Elsewhere, in the interview, Rice acknowledges mistakes in the Iraq War, while arguing the Bush administration eventually learned from them:
There are a lot of things that could have been done differently. I think that it took awhile to really understand how to help a country that was really completely destroyed in its fabric, not just its institutions, but the fabric of society by the years of tyranny under Saddam Hussein and how to help it recover. In retrospect, we did a lot from Baghdad, a lot from the top down. The provinces and the tribes were clearly part of the answer. And it took a while to recognize that the complete integration of the civilian and military effort through the Provincial Reconstruction Teams would empower the provinces to create friends, for instance, the sons of Iraq and Anbar, who would then themselves with our help expel al-Qaida.
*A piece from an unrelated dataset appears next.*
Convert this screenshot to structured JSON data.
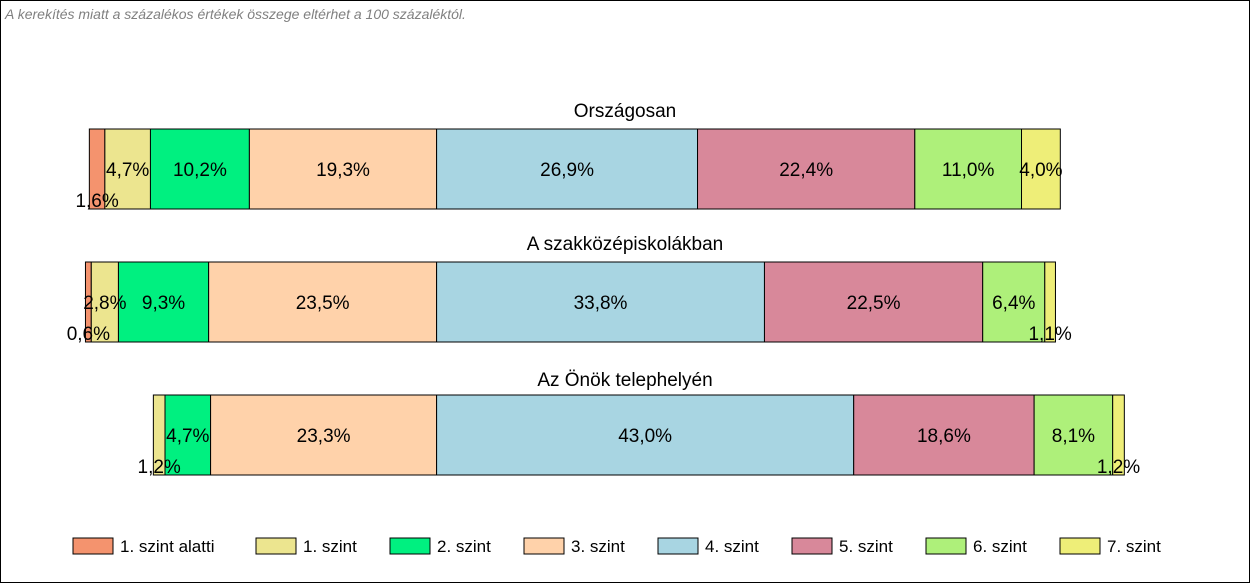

Rice said she will return to Stanford after Jan. 20, where she will write a book about American foreign policy--doesn't sound like a kiss-and-tell-type tome to us--and one about her late parents, John and Angelena, whom she called "educational evangelists."
Striking a theme that has been present in many of her recent speeches, and perhaps providing a hint of her future activities, RIce said education is an important national security issue:
If I am concerned about one core issue for America, we’ll get through the many challenges and difficulties that we have, but the state of education in this country is a challenge that we better meet, and we’d better meet it soon.
It would be mean, very mean, of us to suggest that a proper accounting of history, even recent history, is a critical ingredient of a good education.